Bu yüzden burada, bir mıknatıs gibi, fantastik hikayelerin, eski geleneklerin ve efsanelerin tüm hayranlarını kendine çekiyor. Ve burada sadece turistler her zaman aile fotoğraf albümlerini dolduracak veya meraklı zihinlerinde doğan birçok soruya cevap alacak bir şeylere sahip olacaklar.
Şehir, eski uygarlığın ana şehri Cuzco'dan yaklaşık yüz kilometre uzaklıktadır. İlk kez, yerleşimle ilgili bilgiler, yalnızca Amerikan Arkeoloji Okulu Hiram Bingham'ın temsilcilerinden birinin yerel sakinlerin güvenini kazanabildiği ve ona antik yerleşimin sırrını ortaya çıkardığı 1911'de ortaya çıktı. Görünüşe göre, yerel yerliler uzun zamandır Machu Picchu'nun yeri hakkında bilgiye sahipti, ancak bilgiyi gizli tuttu ve yabancılara bir uyarı ile davrandı.
Tarihsel referans
Eski bir İnka yerleşiminin keşfinin tarihi oldukça ilginç. Yukarıda adı geçen bilim adamı, efsanevi şehir Vilcabambu'nun arayışını tamamlamak için Peru'ya gitti. Efsaneye inanıyorsanız, temsilcileri Eski Dünya'dan fatihlerden kaçan uygarlığın anlatılmamış zenginliklerinin yeni evi olan bu şehirdi.
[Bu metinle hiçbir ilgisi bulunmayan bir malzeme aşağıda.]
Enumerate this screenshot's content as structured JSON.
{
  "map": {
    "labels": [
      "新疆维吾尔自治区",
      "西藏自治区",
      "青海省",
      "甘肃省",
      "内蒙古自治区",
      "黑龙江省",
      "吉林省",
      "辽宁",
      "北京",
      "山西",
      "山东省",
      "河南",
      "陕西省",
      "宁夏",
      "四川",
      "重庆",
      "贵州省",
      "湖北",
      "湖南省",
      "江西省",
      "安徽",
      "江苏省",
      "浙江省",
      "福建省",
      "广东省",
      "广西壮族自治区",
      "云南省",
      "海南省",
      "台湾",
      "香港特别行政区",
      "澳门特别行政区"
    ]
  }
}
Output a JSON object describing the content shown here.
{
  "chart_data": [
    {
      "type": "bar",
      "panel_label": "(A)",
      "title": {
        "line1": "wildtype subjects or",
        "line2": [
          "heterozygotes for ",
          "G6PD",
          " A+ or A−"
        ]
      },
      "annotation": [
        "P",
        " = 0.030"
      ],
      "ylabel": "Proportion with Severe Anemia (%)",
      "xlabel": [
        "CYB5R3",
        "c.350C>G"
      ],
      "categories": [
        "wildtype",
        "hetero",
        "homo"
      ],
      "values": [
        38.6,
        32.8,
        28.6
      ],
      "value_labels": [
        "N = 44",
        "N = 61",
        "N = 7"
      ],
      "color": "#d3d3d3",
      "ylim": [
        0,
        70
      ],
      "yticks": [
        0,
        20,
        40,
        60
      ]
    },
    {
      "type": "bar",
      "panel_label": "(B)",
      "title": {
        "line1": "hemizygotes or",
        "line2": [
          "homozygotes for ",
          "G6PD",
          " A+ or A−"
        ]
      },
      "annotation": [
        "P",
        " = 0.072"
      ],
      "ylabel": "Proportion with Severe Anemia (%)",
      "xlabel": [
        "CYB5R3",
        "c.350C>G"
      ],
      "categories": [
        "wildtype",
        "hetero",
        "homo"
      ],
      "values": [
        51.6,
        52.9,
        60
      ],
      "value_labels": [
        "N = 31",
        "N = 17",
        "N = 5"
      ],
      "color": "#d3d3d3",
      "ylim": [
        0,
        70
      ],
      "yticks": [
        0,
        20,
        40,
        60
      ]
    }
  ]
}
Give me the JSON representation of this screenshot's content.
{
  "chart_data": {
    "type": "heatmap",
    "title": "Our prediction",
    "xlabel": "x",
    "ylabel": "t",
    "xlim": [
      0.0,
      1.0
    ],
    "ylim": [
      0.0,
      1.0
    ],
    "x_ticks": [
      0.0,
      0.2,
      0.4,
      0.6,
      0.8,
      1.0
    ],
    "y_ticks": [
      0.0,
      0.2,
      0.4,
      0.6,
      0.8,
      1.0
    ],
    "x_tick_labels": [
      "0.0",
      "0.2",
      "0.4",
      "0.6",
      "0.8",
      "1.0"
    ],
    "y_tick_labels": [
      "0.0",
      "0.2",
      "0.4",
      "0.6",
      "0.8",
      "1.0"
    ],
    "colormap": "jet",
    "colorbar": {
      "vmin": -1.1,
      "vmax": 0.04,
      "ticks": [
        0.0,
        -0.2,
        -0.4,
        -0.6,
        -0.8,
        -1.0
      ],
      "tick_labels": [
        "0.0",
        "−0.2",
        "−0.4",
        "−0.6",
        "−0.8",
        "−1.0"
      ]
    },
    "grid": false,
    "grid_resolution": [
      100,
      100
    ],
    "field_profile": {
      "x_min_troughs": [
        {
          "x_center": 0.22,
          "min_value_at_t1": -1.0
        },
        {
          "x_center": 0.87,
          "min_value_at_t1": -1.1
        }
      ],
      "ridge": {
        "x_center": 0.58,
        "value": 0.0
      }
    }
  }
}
Hazinelere ek olarak, birkaç neslin hükümdarlarının mumyalarının yanı sıra şüphesiz tarihi ve arkeolojik değeri olan diğer eşyaların buraya getirildiği iddia edildi.
Hiram Bingham, alışılmadık bir sürahi taşıyan bir çocukla karşılaştığında burada dağlarda umutsuzca dolaşıyordu. Daha sonra bilim adamına antik Machu Picchu'ya giden yolu gösterdi. O andan itibaren, burası sadece arkeolojik kazılar için en çok arzu edilen değil, aynı zamanda Güney Amerika'nın en ünlü turizm merkezlerinden biri haline geldi. Gerçekten de, şehrin 2007'de atandığı Dünyanın Yeni Harikalarından birini ziyaret etme zevkini kim inkar edebilir ki.
Sadece tarih meraklılarının değil, milyonlarca turistin de ilgisini çeken Machu Picchu hakkında pek çok efsane, hikaye ve ilginç gerçekler var. Özellikle, başlangıçta bu yerin İnkalar Pachacuteca'nın Yüce Hükümdarı'nın mülkü olduğuna inanılıyor (diğer bilgilere göre, yerleşim hükümdarın kışlık bir ikametgahıydı), rahibin ölümünden sonra, rahibin ölümünden sonra, buranın İnka Pachacuteca'ya dönüştürüldüğüne inanılıyor. İnka eğitiminin ana merkezi. Medeniyetin en asil temsilcilerinin - başkentin sakinlerinin - çocuklarını gönderdiği yer burasıydı.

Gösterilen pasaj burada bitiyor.